Des approvisionnements de plus en plus aléatoires
Pour autant, tout n’est pas rose. Comme pour toute la filière, les approvisionnements sont de plus en plus aléatoires à cause de l’irrégularité des captures. La production est donc irrégulière et le manque à gagner évident, sachant que l’usine ne garde jamais de stocks de produit fini. «Le seul moyen pour normaliser et pouvoir planifier la production serait d’avoir accès à la matière première ou du moins d’avoir les moyens de sécuriser les approvisionnement», explique le DG. Mais c’est une autre paire de manches. Par ailleurs, la direction regrette la perte de monopole de l’OCE (Office de commercialisation et d’exportation) dans la commercialisation de produits agroalimentaires et de conserves. Selon M. Zakrani, «sa disparition a indéniablement fait perdre aux exportateurs du secteur des parts de marché, sans compter la puissance de négociation que l’Office représentait vis-à-vis des partenaires étrangers».

Très peu de publicité mais beaucoup d’efforts sur la distribution
A tout cela viendra s’ajouter le problème des coûts de l’énergie, notamment l’augmentation des prix du fuel, dont les conserveries sont de grandes consommatrices. Du coup, les coûts de production en ont pris uncoup. C’est pourquoi le DG souligne qu’il lui reste aujourd’hui très peu de marges pour la publicité. Le seul luxe qu’il s’est permis a été de passer un spot radio sur Médi1durant l’été 2006. «La communication n’est jamais inutile, certes, mais si les stocks ne sont pas conséquents, l’intérêt n’est pas évident. On est convaincu que la qualité est présente et que la marque se défend d’elle-même», conclut Hassan Zarkani.
Cette relative faiblesse en matière de communication est compensée, en revanche, par un réseau de distribution très dense. Déjà, depuis les années 80, Marica s’est adossée à Sopalim, une entreprise de distribution qui lui apporte un précieux appoint. Elle a également mis en place sa propre force de vente qui fait du porte-à-porte s’appuyant sur une flotte d’une dizaine de camions, la stratégie étant de ravitailler directement les distributeurs pour éviter les déperditions.

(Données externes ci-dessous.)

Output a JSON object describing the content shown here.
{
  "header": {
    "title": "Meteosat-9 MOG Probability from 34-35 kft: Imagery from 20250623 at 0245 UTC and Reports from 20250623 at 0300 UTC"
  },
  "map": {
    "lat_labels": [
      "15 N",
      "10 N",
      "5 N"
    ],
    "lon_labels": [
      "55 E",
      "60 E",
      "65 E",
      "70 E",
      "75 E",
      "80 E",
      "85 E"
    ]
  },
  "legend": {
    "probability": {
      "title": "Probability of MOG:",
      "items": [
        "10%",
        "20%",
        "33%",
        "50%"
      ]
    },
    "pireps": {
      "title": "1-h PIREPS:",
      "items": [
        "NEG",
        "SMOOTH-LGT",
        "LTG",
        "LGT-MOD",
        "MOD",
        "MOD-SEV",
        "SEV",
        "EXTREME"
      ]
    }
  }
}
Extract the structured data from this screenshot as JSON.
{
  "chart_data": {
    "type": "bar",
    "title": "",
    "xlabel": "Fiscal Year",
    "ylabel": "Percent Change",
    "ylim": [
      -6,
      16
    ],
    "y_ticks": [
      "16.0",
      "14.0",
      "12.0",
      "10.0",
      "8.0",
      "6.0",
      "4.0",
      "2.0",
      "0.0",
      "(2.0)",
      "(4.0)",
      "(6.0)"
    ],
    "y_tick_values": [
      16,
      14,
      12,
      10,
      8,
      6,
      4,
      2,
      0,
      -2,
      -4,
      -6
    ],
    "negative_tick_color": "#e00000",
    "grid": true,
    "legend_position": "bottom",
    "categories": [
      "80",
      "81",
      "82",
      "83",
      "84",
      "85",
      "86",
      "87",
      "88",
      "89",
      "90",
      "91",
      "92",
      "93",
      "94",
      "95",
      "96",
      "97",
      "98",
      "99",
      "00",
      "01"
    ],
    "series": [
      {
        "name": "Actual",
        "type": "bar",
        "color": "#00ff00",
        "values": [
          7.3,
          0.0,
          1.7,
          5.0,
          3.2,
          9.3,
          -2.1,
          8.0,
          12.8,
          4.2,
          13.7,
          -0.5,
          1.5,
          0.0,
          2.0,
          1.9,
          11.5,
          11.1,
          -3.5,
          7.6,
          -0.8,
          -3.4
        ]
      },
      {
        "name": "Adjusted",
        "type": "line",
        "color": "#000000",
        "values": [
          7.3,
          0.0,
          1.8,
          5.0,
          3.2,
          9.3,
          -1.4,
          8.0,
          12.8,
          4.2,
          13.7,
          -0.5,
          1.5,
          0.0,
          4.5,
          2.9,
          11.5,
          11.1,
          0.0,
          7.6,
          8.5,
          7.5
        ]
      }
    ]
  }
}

En effet, les grossistes de Derb Omar, qui avaient le quasi-monopole de la distribution, ne représentent plus que 10% du chiffre d’affaires local, contre70 % pour les grandes et moyennes surfaces. Le reste transite par d’autres canaux. Cependant, cette logistique n’explique pas tout, si le thon TAM garde encore ses 40% de parts de marché c’est peut-être parce que sa notoriété est suffisamment forte et son emballage différencié.
Quoi qu’il en soit, consciente de la progression de la concurrence et pour réduire la dépendance à l’égard du thon, l’entreprise a relancé sa politique de diversification en la remettant au goût du jour. Marica propose aujourd’hui une dizaine d’autres marques comme, par exemple, Terfass sous laquelle sont vendus les champignons de la Maâmora. Mais pour capitaliser sur sa marque fétiche, Tam, la société commercialise aussi d’autres produits comme les frites surgelées, ou encore le ketchup sous ce nom.